Une famille pendant la guerre/XXXII

J. Hetzel (p. 106-108).

Du même à la même.
Paris, 6 novembre.

Ce matin, l’Officiel annonce la rupture des négociations. La cause principale est le refus de la Prusse d’accorder aucun ravitaillement ; on aurait pu passer sur les autres conditions, mais il n’y avait pas moyen de se livrer soi-même ainsi, pieds et poings liés, c’était rendre Paris à discrétion. Cela est si clair (heureusement !) que tout le monde le sent et que chacun essaye de refaire bravement volte-face vers la défense à outrance, le jeûne, le froid et les gardes aux remparts.

Avec le rejet de l’armistice, l’Officiel contient un décret de formation de trois nouvelles armées tirées des défenseurs de Paris. C’est une bonne chose que d’essayer d’occuper en ce moment les pensées de chacun pour les détourner, même violemment, du regret inavoué du beau rêve évoqué par le mot d’armistice, mais ce sera difficile. On y a trop compté. Que de familles chez lesquelles, pendant ces cinq derniers jours, on a doublé sans arriver pour cela encore à l’excès la portion de nourriture de chacun ! On croyait en avoir fini avec ces longues privations, et voilà qu’il faut les reprendre plus sévères que jamais, et jusqu’à quand ?

On se perd en conjectures sur la cause de l’obstination de la Prusse à maintenir une clause aussi évidemment inacceptable.

Les uns disent que la capitulation de l’armée de Bazaine, en rendant impossible la délivrance par le dehors a augmenté du même coup les prétentions de Bismarck et qu’il a introduit cette clause pour rompre les négociations sans endosser l’odieux d’un refus tout net de traiter ; d’autres jurent que c’est l’émeute du 31 octobre qui a donné au chancelier prussien l’espérance de voir Paris s’ouvrir de lui-même avant peu et se livrer à lui par crainte du désordre.

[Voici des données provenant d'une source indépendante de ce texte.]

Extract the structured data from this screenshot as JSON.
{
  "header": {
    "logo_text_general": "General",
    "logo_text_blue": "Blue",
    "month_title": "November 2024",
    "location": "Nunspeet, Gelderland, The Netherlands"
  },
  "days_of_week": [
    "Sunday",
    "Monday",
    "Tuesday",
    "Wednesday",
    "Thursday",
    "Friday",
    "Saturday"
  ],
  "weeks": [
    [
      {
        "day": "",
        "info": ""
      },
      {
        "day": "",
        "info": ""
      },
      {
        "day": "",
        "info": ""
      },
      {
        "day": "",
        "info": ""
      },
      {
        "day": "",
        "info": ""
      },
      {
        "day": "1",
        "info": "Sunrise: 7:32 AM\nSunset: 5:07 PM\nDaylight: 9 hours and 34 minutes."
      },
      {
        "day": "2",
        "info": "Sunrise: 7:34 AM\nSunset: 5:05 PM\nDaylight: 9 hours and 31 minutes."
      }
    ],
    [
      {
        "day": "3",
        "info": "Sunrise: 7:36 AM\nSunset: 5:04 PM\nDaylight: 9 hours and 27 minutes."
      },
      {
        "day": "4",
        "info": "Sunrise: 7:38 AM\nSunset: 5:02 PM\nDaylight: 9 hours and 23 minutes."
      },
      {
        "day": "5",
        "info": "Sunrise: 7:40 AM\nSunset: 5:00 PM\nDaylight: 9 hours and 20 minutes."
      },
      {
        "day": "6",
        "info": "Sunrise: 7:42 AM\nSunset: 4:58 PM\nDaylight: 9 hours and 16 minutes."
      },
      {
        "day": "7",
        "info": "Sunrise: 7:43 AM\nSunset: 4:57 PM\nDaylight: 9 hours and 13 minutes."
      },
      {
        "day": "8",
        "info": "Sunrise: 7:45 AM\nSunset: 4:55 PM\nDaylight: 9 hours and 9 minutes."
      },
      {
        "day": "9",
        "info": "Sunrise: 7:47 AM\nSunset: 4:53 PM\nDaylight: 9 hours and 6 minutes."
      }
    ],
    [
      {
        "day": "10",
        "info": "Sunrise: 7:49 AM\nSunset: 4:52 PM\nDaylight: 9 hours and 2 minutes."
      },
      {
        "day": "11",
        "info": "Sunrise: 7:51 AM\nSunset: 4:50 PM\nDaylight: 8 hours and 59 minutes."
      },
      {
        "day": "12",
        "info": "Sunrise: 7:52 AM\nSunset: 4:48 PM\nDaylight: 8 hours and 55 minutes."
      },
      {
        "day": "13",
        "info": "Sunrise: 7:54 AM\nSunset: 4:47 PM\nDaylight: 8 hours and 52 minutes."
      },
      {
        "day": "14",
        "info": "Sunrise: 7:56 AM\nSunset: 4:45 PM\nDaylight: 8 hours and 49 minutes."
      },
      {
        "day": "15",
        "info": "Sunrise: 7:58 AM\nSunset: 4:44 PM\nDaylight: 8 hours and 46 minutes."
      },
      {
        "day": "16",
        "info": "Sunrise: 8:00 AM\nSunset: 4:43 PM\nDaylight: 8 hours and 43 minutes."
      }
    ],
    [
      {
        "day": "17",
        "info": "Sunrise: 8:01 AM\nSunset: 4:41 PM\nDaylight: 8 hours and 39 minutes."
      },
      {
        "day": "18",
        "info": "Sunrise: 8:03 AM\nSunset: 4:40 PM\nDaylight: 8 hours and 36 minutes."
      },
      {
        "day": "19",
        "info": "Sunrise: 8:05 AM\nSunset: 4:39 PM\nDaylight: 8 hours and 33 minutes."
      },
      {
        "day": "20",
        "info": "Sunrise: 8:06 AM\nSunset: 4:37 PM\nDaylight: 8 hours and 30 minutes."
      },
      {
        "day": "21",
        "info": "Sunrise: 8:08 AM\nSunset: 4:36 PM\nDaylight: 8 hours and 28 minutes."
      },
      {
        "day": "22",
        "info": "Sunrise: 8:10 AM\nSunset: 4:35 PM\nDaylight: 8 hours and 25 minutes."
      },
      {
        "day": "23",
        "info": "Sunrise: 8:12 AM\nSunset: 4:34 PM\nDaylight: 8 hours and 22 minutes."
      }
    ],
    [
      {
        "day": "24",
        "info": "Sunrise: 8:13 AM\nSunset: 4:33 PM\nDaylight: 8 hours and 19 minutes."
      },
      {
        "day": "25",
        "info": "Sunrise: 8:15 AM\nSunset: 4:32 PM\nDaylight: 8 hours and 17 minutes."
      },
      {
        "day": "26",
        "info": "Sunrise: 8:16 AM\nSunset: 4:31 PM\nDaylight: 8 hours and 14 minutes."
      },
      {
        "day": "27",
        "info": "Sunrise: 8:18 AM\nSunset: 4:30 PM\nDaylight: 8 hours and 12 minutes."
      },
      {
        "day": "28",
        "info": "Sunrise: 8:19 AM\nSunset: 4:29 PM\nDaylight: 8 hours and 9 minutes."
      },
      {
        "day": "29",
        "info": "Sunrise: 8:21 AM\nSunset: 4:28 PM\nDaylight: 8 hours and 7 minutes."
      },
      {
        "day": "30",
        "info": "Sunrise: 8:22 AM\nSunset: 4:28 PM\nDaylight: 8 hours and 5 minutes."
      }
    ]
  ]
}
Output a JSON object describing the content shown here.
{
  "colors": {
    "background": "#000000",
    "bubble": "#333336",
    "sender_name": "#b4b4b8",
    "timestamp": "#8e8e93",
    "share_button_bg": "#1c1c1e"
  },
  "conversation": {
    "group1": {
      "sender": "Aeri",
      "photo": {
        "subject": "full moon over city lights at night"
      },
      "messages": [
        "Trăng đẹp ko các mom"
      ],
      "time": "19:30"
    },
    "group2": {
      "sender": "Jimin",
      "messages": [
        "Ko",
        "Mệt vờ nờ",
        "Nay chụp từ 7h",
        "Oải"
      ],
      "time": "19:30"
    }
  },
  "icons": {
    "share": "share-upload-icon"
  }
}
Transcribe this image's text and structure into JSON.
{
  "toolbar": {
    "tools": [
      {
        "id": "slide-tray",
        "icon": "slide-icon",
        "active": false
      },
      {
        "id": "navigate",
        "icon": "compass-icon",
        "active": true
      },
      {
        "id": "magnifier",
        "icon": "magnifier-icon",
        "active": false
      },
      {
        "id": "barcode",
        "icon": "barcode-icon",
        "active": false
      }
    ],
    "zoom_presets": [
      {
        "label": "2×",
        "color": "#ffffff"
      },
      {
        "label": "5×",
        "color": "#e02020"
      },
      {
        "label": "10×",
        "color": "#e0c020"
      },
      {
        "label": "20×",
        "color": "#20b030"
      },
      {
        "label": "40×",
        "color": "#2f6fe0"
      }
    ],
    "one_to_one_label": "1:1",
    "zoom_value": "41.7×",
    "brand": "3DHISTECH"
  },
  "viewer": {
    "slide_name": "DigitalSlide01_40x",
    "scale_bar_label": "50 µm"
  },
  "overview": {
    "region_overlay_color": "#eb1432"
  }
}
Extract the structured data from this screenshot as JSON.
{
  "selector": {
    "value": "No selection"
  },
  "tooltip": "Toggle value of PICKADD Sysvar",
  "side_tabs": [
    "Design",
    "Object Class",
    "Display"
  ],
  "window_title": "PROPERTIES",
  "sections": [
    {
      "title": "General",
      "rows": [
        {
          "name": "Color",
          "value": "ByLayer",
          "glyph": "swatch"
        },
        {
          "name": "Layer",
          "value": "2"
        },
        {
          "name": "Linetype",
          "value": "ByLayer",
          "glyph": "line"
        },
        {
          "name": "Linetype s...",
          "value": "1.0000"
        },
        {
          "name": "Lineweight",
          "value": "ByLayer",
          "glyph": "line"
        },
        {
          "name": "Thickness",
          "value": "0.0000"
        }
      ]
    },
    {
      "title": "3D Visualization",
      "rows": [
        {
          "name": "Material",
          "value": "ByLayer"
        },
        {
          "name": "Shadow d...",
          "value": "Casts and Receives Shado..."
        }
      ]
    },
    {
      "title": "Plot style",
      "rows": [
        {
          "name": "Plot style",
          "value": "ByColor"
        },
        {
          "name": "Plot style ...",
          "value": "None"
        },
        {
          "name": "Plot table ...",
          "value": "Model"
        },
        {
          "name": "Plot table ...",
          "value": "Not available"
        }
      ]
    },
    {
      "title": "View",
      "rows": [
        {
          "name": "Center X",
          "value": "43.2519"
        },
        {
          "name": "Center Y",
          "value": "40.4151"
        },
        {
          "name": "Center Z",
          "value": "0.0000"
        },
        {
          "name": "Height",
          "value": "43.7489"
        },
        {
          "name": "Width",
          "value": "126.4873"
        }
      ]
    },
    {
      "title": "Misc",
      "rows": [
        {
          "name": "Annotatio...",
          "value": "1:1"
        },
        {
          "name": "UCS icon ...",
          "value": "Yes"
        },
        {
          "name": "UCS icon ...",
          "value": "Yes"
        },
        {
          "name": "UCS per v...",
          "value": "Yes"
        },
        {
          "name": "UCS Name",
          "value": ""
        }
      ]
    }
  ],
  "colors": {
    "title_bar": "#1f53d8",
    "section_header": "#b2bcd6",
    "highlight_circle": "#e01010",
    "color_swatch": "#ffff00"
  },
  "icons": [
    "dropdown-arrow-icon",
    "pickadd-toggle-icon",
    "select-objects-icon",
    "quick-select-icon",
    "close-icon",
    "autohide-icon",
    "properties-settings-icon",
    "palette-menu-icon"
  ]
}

Quoiqu’il en soit, rien ne pouvait être plus habile au point de vue prussien, et plus fatal pour nous que cette espérance donnée et reprise. Si les premières ouvertures ont été faites par déférence pour les scrupules de l’Europe, sa tiède amitié n’aura servi qu’à préparer un piège où nous pouvons périr. L’esprit guerrier aura peine à se ranimer ; on s’est amolli, je ne le sais que trop par moi-même, dans la vision délicieuse du retour des siens, on a caressé des images trop chères, on a trop bien cru être au bout de l’effort, on a regardé derrière soi pour admirer sa résistance : près de cinquante jours de siége, qui l’eût attendu de Paris ? Chacun a compté qu’il avait fait tout ce que la patrie réclamait de lui et a cru le moment venu de jouir en paix de son héroïsme.

Mais non. Voilà qu’au contraire c’est l’heure du dévouement vrai et du réel sacrifice, l’heure de lutter pour l’honneur et non plus pour le succès, l’heure de souffrir pour le seul devoir. Ô mon pays ! je ne veux pas douter de toi ! c’est un grand naufrage que le nôtre et nul ne sait quelles épaves chacun pourra recueillir quand le calme se sera fait. Nul ne sait ce qui restera de Paris ou de la France le jour où, le dernier morceau de pain mangé, on subira l’ennemi. Mais si le succès ne dépend d’aucun homme, il est une portion de l’honneur du pays à la garde de chacun : que chacun lui soit fidèle !

Nulle puissance humaine ne peut nous ôter la douceur d’avoir mieux aimé souffrir que faiblir, mourir et même laisser mourir que nous soumettre.

Je sais que tu dis avec moi : Jusqu’au bout, jusqu’au bout du devoir. Tu as une grande part dans mon entière résignation parce que je sens que tu l’approuves, comme le peuple de femmes qui ne laisse pas, même à cette heure, échapper un murmure, aura une grande part dans le respect que le monde devra, j’espère, à la défense de Paris.